Asean must meet on transboundary haze


In our rather difficult and complicated world, if countries should ever meet whenever there is a crisis, then I think this is the right time.

Now, today and not tomorrow!

This is not a political crisis, but a death-threatening health crisis.

This is the right time because there is again a more serious threat to the health and well-being of each and every citizen in these countries in the Asean (Association of Southeast Asian Nations) region, not only Malaysia, but also Thailand, Singapore and particularly Indonesia, and in a matter of time in other countries in the region soon.

The much dreaded transboundary haze or smog is here — yet again!

Haze or smog pollution is the common enemy right in front of us.

Malaysia and Indonesia are suffering the most at the moment.

However, Bangkok and Jakarta have always been polluted, by their vehicles and factories as well.

Their citizens must have been suffering in silence all these years, the pollution levels breaking records ever so often there.
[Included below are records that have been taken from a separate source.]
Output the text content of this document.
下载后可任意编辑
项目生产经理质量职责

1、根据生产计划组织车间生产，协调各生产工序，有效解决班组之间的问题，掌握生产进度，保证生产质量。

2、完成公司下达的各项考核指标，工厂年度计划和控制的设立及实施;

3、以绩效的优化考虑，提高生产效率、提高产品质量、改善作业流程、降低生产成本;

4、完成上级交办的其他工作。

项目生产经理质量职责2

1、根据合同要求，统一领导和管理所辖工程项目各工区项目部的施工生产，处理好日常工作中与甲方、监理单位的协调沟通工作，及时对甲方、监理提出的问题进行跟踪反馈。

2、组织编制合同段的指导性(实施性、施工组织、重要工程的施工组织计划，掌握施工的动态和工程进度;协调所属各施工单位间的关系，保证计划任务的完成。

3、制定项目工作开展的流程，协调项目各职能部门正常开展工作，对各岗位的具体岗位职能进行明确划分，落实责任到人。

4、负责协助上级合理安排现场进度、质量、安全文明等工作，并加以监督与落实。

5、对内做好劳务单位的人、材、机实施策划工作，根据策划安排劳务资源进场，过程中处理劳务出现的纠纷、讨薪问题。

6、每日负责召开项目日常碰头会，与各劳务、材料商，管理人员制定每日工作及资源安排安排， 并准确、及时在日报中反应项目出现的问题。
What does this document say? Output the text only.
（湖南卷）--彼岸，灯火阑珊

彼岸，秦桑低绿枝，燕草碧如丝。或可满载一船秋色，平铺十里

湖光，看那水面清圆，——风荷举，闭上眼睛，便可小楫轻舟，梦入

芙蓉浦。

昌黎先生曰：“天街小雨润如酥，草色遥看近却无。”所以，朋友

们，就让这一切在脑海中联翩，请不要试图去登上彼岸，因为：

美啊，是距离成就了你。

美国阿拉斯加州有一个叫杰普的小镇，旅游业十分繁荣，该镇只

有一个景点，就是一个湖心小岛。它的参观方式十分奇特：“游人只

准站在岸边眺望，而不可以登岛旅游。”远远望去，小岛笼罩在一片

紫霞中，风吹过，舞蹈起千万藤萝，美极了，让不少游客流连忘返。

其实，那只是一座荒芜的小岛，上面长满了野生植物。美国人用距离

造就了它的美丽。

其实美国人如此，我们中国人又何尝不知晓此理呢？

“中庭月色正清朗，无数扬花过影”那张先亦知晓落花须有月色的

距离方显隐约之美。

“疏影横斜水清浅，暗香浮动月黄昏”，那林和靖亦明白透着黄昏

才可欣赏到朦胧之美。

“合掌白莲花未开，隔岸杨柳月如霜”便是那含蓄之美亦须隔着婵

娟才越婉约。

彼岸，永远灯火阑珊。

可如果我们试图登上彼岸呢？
Babies and young children, senior citizens, pregnant mothers, the sick, particularly those with heart or lung problems, are very much affected by haze and smog brought about by the burning of forests and the annual burning of lands for huge plantations especially.

Asean countries must take this recurring problem more seriously this time as they have met a few times over the years, but most unfortunately it appears that no concrete, firm and effective action was taken.

We certainly would like these Asean countries to meet and talk, but a firm stand must be taken.

This recurring pollution problem must be solved once and for all.

A definitive action is certainly in order.

An action that will produce satisfactory and effective result is all that the citizens of these affected countries would ask for.

No more and no less.

Many countries have strict laws on pollution and burning, but enforcement seems to be a problem, particularly in developing or underdeveloped countries.

So this issue must be addressed very seriously and solutions found.

There is no point for all the pleasantries expected at these meetings, but a serious joint effort to tackle this health problem by a treaty which will make enforcement a serious matter and will deter people from committing acts detrimental to human health and the economy of the countries.

Happiness or appreciation, displeasure or anger is often expressed on polling day.

As elections are expected in these countries, deeds and not words do speak volumes for all which aspire to win the elections at all levels.

I am confident that Malaysia together with Singapore will be able to play a key role in gradually making the recurrent pollution a thing of the past.

If nothing is done by the Asean countries now, the haze will get worse.

Miri alone recorded an API (Air Pollutant Index) reading of 390 at 9am yesterday! That is a very hazardous level.

Does that not sound like a serious warning?

  Datuk Seri Ang Lai Soon is a social activist.